Cenab-ı Hakk’ın esmasına karşı olan muhabbetin tabakatı var: Sâbıkan beyan ettiğimiz gibi; bazen âsâra muhabbet suretiyle esmayı sever. Bazen esmayı, kemalât-ı İlahiyenin unvanları olduğu cihetle sever. Bazen insan, câmiiyet-i mahiyet cihetiyle hadsiz ihtiyacat noktasında esmaya muhtaç ve müştak olur ve o ihtiyaçla sever.
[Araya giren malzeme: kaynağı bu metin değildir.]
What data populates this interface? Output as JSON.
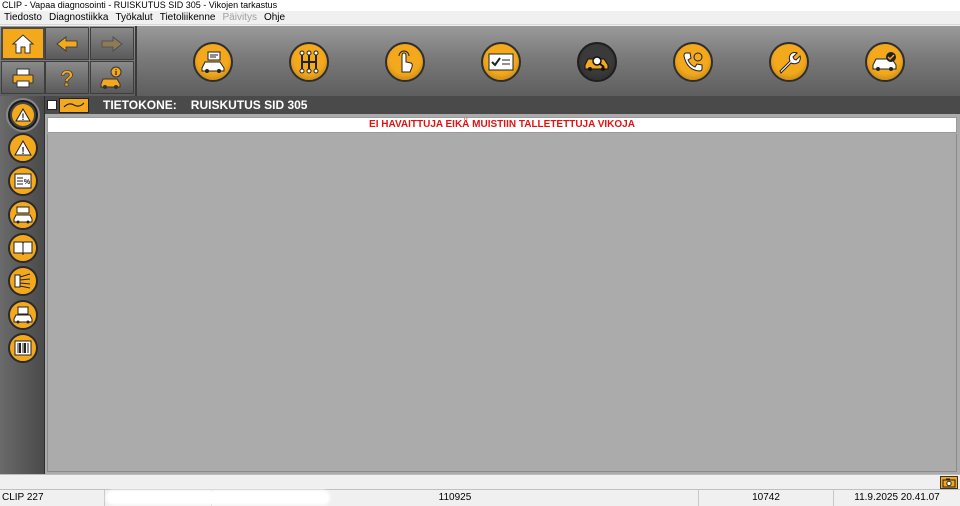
{
  "window": {
    "title": "CLIP - Vapaa diagnosointi - RUISKUTUS SID 305 - Vikojen tarkastus"
  },
  "menu": [
    {
      "label": "Tiedosto",
      "enabled": true
    },
    {
      "label": "Diagnostiikka",
      "enabled": true
    },
    {
      "label": "Työkalut",
      "enabled": true
    },
    {
      "label": "Tietoliikenne",
      "enabled": true
    },
    {
      "label": "Päivitys",
      "enabled": false
    },
    {
      "label": "Ohje",
      "enabled": true
    }
  ],
  "toolbar": {
    "left_buttons": [
      "home-icon",
      "arrow-left-icon",
      "arrow-right-icon",
      "printer-icon",
      "question-icon",
      "vehicle-info-icon"
    ],
    "main_buttons": [
      {
        "icon": "vehicle-id-icon",
        "active": false
      },
      {
        "icon": "gearbox-icon",
        "active": false
      },
      {
        "icon": "touch-icon",
        "active": false
      },
      {
        "icon": "checklist-icon",
        "active": false
      },
      {
        "icon": "vehicle-search-icon",
        "active": true
      },
      {
        "icon": "phone-support-icon",
        "active": false
      },
      {
        "icon": "wrench-icon",
        "active": false
      },
      {
        "icon": "vehicle-check-icon",
        "active": false
      }
    ]
  },
  "sidebar": [
    {
      "icon": "warning-icon",
      "active": true
    },
    {
      "icon": "warning-icon",
      "active": false
    },
    {
      "icon": "parameters-icon",
      "active": false
    },
    {
      "icon": "vehicle-config-icon",
      "active": false
    },
    {
      "icon": "manual-book-icon",
      "active": false
    },
    {
      "icon": "signals-icon",
      "active": false
    },
    {
      "icon": "vehicle-save-icon",
      "active": false
    },
    {
      "icon": "barcode-icon",
      "active": false
    }
  ],
  "content": {
    "header_label": "TIETOKONE:",
    "header_value": "RUISKUTUS SID 305",
    "message": "EI HAVAITTUJA EIKÄ MUISTIIN TALLETETTUJA VIKOJA"
  },
  "status": {
    "version": "CLIP 227",
    "code": "110925",
    "number": "10742",
    "datetime": "11.9.2025 20.41.07"
  },
  "colors": {
    "accent": "#f4a91d",
    "message": "#e21212"
  }
}
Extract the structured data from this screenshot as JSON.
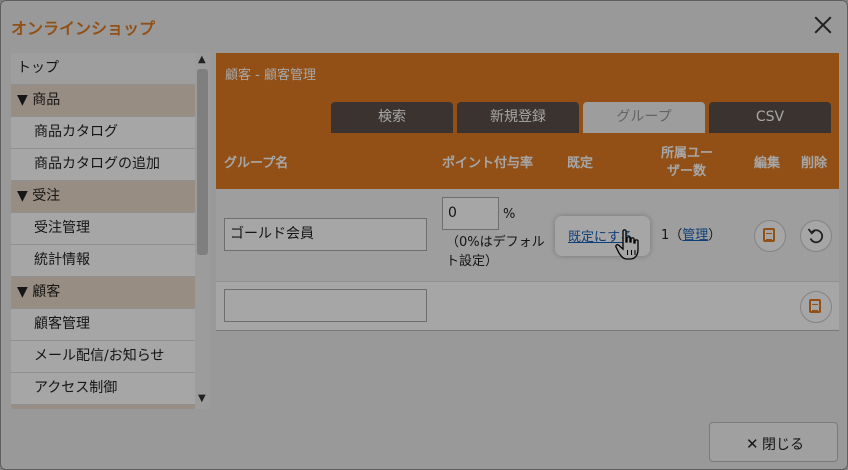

Mesela, sen bütün şefkat ettiğin akraba ve fukara ve zayıf ve muhtaç mahlukata karşı, âcizane istimdad ihtiyacını hissettiğin halde; biri çıksa, istediğin gibi onlara iyilik etse o zatın in’am edici unvanı ve kerîm ismi ne kadar senin hoşuna gider, ne kadar o zatı, o unvan ile seversin. Öyle de yalnız Cenab-ı Hakk’ın Rahman ve Rahîm isimlerini düşün ki sen sevdiğin ve şefkat ettiğin bütün mü’min âbâ ve ecdadını ve akraba ve ahbabını dünyada nimetlerin envaıyla ve cennette enva-ı lezaiz ile ve saadet-i ebediyede onları sana gösterip ve kendini onlara göstermesiyle mesud ettiği cihette o Rahman ismi ve Rahîm unvanı, ne kadar sevilmeye lâyıktırlar ve ne derece o iki isme ruh-u beşer muhtaç olduğunu kıyas edebilirsin. Ve ne derece

اَلْحَمْدُ لِلّٰهِ عَلٰى رَحْمَانِيَّتِهٖ وَ عَلٰى رَحٖيمِيَّتِهٖ

yerindedir anlarsın.

Hem alâkadar olduğun ve perişaniyetlerinden müteessir olduğun senin bir nevi hanen ve içindeki mevcudat, senin o hanenin ünsiyetli levazımatı ve sevimli müzeyyenatı hükmünde olan dünyayı ve içindeki mahlukatı kemal-i hikmet ile tanzim ve tedbir ve terbiye eden zatın Hakîm ismine ve Mürebbi unvanına senin ruhun ne kadar muhtaç, ne kadar müştak olduğunu dikkat etsen anlarsın.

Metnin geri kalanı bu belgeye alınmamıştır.